N. P. Hafiz Mohamad is an Indian author, sociologist, social activist, and political commentator, living in Kerala.

Born in Calicut (16 July 1956) to celebrated Malayalam writer N. P. Mohammed, he had his early education in Calicut. He was trained early in the social problems of his society under his illustrious grandfather N. P. Abu Sahib, a famous freedom fighter in Malabar and a vociferous prohibition activist.

Hafiz Mohamad completed his post-graduation in sociology from Kerala University with 2nd rank and did his MPhil from Bangalore University. His doctoral thesis is on the matrilineal system among the Muslims of Malabar. He headed the Department Sociology at Farook College for three decades till his retirement in March 2011. He holds a Post Graduate Diploma in Mass Communication and Journalism from Mysore University and a Post Graduate Diploma in Counselling and Guidance from University of Kerala. He has done International Graduation in TCI(Theme Centered Interaction) from The Ruth Cohn Institute for TCI - Switzerland. He was a participant in the Fulbright September 2002 held at the BOISI Center at Boston College in the United States. He is the first recipient of MM Ghani Award for the Best Teacher in Calicut University.

He began his career in writing with the publication of Poovum Puzhayum (1988), a collection of short stories. He received an Edasseri Award for this work in the same year.
Since then he has published a number of works and received many prestigious awards including Kendra Sahitya Akademi Award for Children's Literature the Kerala Sahitya Academy Award and Kerala Balasahitya Institute Award.

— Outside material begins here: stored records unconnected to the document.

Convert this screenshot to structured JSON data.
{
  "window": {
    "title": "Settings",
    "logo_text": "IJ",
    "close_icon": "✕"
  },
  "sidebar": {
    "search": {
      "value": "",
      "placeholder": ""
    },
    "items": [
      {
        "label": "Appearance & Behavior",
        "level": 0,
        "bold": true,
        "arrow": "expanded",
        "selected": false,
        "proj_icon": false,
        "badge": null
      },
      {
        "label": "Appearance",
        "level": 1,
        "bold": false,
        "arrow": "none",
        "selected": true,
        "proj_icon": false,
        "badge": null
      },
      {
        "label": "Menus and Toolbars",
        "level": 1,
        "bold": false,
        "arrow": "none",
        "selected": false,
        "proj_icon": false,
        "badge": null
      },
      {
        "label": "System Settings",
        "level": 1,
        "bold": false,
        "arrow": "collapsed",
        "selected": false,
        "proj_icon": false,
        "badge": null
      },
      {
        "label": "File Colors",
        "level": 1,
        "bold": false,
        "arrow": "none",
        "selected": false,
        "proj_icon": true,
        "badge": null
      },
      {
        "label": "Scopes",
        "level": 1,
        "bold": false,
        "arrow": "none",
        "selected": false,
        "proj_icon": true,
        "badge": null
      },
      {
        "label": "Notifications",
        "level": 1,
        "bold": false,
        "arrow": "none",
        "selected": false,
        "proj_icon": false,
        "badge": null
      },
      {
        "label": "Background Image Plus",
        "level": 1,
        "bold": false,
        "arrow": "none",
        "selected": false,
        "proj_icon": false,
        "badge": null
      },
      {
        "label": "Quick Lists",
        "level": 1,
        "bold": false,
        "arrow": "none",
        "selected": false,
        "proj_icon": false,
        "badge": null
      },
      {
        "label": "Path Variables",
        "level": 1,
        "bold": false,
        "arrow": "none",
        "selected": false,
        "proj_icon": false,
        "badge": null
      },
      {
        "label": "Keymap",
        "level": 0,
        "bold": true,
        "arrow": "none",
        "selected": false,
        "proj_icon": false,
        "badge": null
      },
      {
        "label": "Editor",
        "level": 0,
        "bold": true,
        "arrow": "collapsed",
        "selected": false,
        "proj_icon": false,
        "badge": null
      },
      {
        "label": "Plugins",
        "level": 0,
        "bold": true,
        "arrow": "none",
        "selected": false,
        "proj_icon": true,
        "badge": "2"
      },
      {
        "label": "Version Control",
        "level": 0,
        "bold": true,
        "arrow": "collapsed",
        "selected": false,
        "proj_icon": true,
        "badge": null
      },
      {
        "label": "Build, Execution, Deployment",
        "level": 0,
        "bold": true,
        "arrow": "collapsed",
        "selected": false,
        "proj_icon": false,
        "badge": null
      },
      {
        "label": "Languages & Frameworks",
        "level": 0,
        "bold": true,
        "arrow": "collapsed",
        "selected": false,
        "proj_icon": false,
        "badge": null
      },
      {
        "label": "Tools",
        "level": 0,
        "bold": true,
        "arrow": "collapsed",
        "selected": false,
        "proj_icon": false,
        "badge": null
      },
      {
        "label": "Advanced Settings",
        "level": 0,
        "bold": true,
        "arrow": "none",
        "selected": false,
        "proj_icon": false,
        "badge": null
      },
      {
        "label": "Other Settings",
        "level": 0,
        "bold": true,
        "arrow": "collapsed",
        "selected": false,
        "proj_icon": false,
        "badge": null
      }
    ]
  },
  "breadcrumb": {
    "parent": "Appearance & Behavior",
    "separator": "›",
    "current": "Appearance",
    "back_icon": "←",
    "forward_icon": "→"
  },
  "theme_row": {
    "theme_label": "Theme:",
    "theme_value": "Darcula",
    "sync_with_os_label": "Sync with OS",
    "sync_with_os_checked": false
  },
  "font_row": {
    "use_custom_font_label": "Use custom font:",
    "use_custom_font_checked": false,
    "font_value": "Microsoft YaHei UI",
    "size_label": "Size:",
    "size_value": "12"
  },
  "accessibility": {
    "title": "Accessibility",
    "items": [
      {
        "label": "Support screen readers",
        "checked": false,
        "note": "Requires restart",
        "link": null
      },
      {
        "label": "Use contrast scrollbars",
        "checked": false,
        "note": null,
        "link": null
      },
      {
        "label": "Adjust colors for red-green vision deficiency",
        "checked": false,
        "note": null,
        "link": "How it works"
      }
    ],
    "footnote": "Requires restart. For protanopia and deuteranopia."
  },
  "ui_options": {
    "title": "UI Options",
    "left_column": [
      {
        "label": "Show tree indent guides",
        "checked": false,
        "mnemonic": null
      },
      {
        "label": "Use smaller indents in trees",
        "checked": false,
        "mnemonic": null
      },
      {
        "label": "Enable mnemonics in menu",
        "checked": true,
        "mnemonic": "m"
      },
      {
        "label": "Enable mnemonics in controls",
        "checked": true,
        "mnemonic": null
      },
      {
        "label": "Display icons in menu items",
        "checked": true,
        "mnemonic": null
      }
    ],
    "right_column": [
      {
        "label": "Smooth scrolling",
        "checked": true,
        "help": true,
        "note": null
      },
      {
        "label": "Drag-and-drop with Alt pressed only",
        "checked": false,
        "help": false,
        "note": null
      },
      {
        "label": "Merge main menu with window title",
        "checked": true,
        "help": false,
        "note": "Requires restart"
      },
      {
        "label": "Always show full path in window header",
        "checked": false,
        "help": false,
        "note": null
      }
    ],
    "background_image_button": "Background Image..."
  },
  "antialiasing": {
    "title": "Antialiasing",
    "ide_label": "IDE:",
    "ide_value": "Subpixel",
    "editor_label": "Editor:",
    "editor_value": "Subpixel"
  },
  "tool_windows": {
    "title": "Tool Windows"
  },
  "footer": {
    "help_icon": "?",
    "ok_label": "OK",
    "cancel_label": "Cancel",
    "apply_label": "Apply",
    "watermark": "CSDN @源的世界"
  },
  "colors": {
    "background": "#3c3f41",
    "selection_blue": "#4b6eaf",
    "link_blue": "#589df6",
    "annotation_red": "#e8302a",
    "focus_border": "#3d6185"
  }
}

He was editor of the Dubai based TAKE:1 magazine in 2016.

Short Story Big Fish by Hafiz Mohamed was included in the Literature and Contemporary issues textbook for BA/BSc by Calicut University in 2019.

On 24 July 2018, his first novel Espathinayiram was launched by the prominent Malayalam writer M. T. Vasudevan Nair in a program at K. P. Keshavamenon Hall, Calicut. This novel is about the myths and life in and around the coastal Kozhikode.

Writer Subhash Chandran released his novel 'Harmonium', a biographical fiction based on the life of music director M.S. Baburaj, in Kozhikode on December 16, 2023. It was published by mathrubhumi Books.

His other works include Poovum Puzhayum, Koottaksharam, Pranayadancharatthil, Cheriya Cheriya Meenukalum Valiya Malsyavum (Stories); Pravaasikalude Pusthakam, Manassinte Arogyam, Samoohathinte Arogyam, Paikkanum Pareeksha Ezhuthanum Padikkaam, Makkalude Padanam, Ramsan: Prasakthiyum Pradhanyavum, Keralatthile Muslim Sthreekalude Varthamana Kalam (Non Fiction); Thallakkurangum Pullippuliyum, Bahumaanyanaya Padusha, Kanakamalayile Nidhivetta, Arabinaatile Nadodikkathakal, Akashatthu Oru Adbudhayathra, Vellinilavinte Katha (Children's literature).

Along with his position at Farook College, he was an honorary director of the Suraksha De-Addiction and Counselling Centre where he helped hundreds of alcohol addicts and their families to escape their trauma and lead productive lives.

He has written and conducted workshops on issues affecting Indian expatriates in the Persian Gulf. He has also worked as a trainer and counsellor.